I did give this in my thread on summing divergent series but there is a method that can sometimes be used to tell if a series is divergent and tell us a bit more about the divergence - Ramanujan Summation. It's based on the Euler-Maclauren series; a not what I would call rigorous, but short, derivation I will now give. Define the linear operator Ef(x) = f(x+1). Define Df(x) = f'(x). Also f(x+1) = f(0) + f'(x) + f''(x)/2! + f'''(x)/3! ... (the Maclauren expansion), or Ef(x) = f(x) +Df(x) + D^2f(x)/2! + D^3f(x)/3! ... = e^Df(x). We Also need the Bernoulli numbers which are defined by the expansion of x/(e^x - 1) = ∑B(k)*x^k/k! - you can look up the values with a simple internet search.

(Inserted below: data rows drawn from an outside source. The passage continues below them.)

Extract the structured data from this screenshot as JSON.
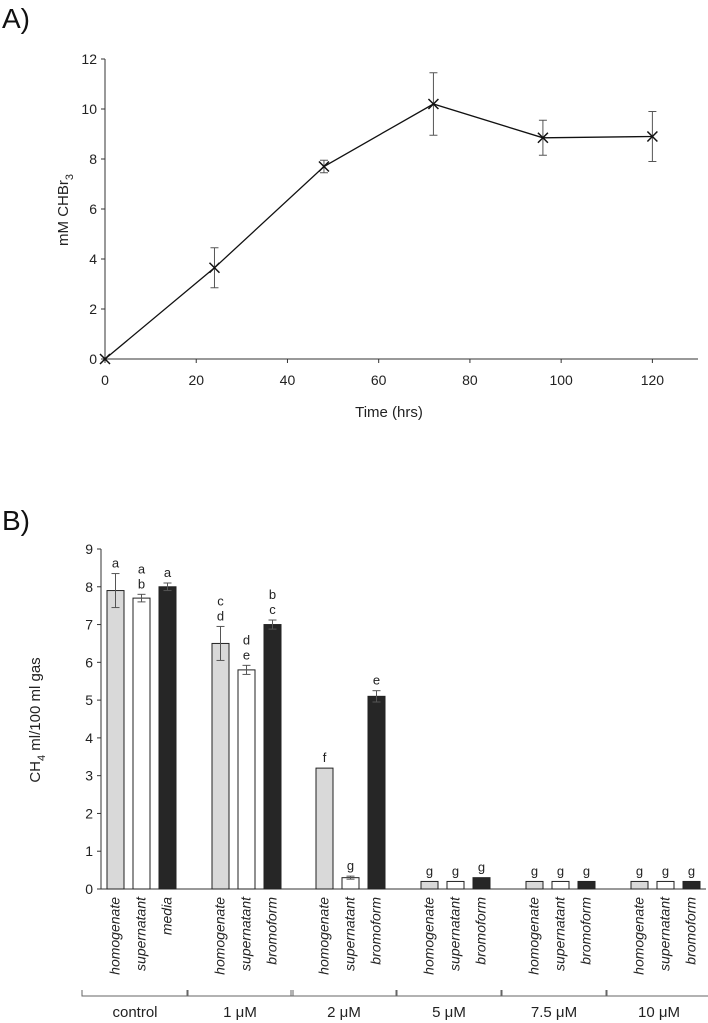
{
  "chart_data": [
    {
      "panel": "A)",
      "type": "line",
      "title": "",
      "xlabel": "Time (hrs)",
      "ylabel_main": "mM CHBr",
      "ylabel_sub": "3",
      "xlim": [
        0,
        130
      ],
      "ylim": [
        0,
        12
      ],
      "xticks": [
        0,
        20,
        40,
        60,
        80,
        100,
        120
      ],
      "yticks": [
        0,
        2,
        4,
        6,
        8,
        10,
        12
      ],
      "marker": "x",
      "series": [
        {
          "name": "CHBr3",
          "x": [
            0,
            24,
            48,
            72,
            96,
            120
          ],
          "y": [
            0,
            3.65,
            7.7,
            10.2,
            8.85,
            8.9
          ],
          "err": [
            0,
            0.8,
            0.25,
            1.25,
            0.7,
            1.0
          ]
        }
      ]
    },
    {
      "panel": "B)",
      "type": "bar",
      "title": "",
      "ylabel_main": "CH",
      "ylabel_sub": "4",
      "ylabel_rest": " ml/100 ml gas",
      "ylim": [
        0,
        9
      ],
      "yticks": [
        0,
        1,
        2,
        3,
        4,
        5,
        6,
        7,
        8,
        9
      ],
      "colors": {
        "homogenate": "#d9d9d9",
        "supernatant": "#ffffff",
        "bromoform": "#262626"
      },
      "groups": [
        {
          "label": "control",
          "bars": [
            {
              "label": "homogenate",
              "kind": "homogenate",
              "value": 7.9,
              "err": 0.45,
              "sig": "a"
            },
            {
              "label": "supernatant",
              "kind": "supernatant",
              "value": 7.7,
              "err": 0.1,
              "sig": "a\nb"
            },
            {
              "label": "media",
              "kind": "bromoform",
              "value": 8.0,
              "err": 0.1,
              "sig": "a"
            }
          ]
        },
        {
          "label": "1 μM",
          "bars": [
            {
              "label": "homogenate",
              "kind": "homogenate",
              "value": 6.5,
              "err": 0.45,
              "sig": "c\nd"
            },
            {
              "label": "supernatant",
              "kind": "supernatant",
              "value": 5.8,
              "err": 0.12,
              "sig": "d\ne"
            },
            {
              "label": "bromoform",
              "kind": "bromoform",
              "value": 7.0,
              "err": 0.12,
              "sig": "b\nc"
            }
          ]
        },
        {
          "label": "2 μM",
          "bars": [
            {
              "label": "homogenate",
              "kind": "homogenate",
              "value": 3.2,
              "err": 0,
              "sig": "f"
            },
            {
              "label": "supernatant",
              "kind": "supernatant",
              "value": 0.3,
              "err": 0.04,
              "sig": "g"
            },
            {
              "label": "bromoform",
              "kind": "bromoform",
              "value": 5.1,
              "err": 0.15,
              "sig": "e"
            }
          ]
        },
        {
          "label": "5 μM",
          "bars": [
            {
              "label": "homogenate",
              "kind": "homogenate",
              "value": 0.2,
              "err": 0,
              "sig": "g"
            },
            {
              "label": "supernatant",
              "kind": "supernatant",
              "value": 0.2,
              "err": 0,
              "sig": "g"
            },
            {
              "label": "bromoform",
              "kind": "bromoform",
              "value": 0.3,
              "err": 0,
              "sig": "g"
            }
          ]
        },
        {
          "label": "7.5 μM",
          "bars": [
            {
              "label": "homogenate",
              "kind": "homogenate",
              "value": 0.2,
              "err": 0,
              "sig": "g"
            },
            {
              "label": "supernatant",
              "kind": "supernatant",
              "value": 0.2,
              "err": 0,
              "sig": "g"
            },
            {
              "label": "bromoform",
              "kind": "bromoform",
              "value": 0.2,
              "err": 0,
              "sig": "g"
            }
          ]
        },
        {
          "label": "10 μM",
          "bars": [
            {
              "label": "homogenate",
              "kind": "homogenate",
              "value": 0.2,
              "err": 0,
              "sig": "g"
            },
            {
              "label": "supernatant",
              "kind": "supernatant",
              "value": 0.2,
              "err": 0,
              "sig": "g"
            },
            {
              "label": "bromoform",
              "kind": "bromoform",
              "value": 0.2,
              "err": 0,
              "sig": "g"
            }
          ]
        }
      ]
    }
  ]
}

f(0) + f(1) + f(2) ... f(n-1) = (1 + E + E^2 ++++++E^(n-1))f(0) = (E^n -1/E-1)f(0) = (E^n -1)(1/e^D -1)f(0) = D^-1*(D/e^D -1)f(x)|0 to n = D^-1f(x)|0 to n + ∑ B(k)*D^(k-1)f(x)/k!| 0 to n = 0 to n ∫f(x) + ∑B(k)*D^(k-1)f(n)/k! - ∑B(k)*D^(k-1)f(0)/k!. Now the sum is from 1. Let n → ∞ and most of the time Sn = ∑B(k)*D^(k-1)f(n)/k! → 0 so we will assume that - certainly its the case for most convergent series since,usually, d^n/dx f(n) → 0 for all n. So you end up with ∫f(x) - ∑B(k)*D^(k-1)f(0)/k!. So f(0) + f(1) + f2) +f(3) ...= ∫f(x) - ∑B(k)*D^(k-1)f(0)/k!. Notice regardless of n (- ∑B(k)*D^(k-1)f(0)/k!) does not depend on n and is called the Ramanujan sum. Again note the sum is from 1. We would like the Ramanujan Sum to be the same for convergent series. This is done by defining it as ∫f(x) + C where C is the Ramanujan sum. If it is finite then it is ∫f(x) + C. If it is infinite it is defined as C.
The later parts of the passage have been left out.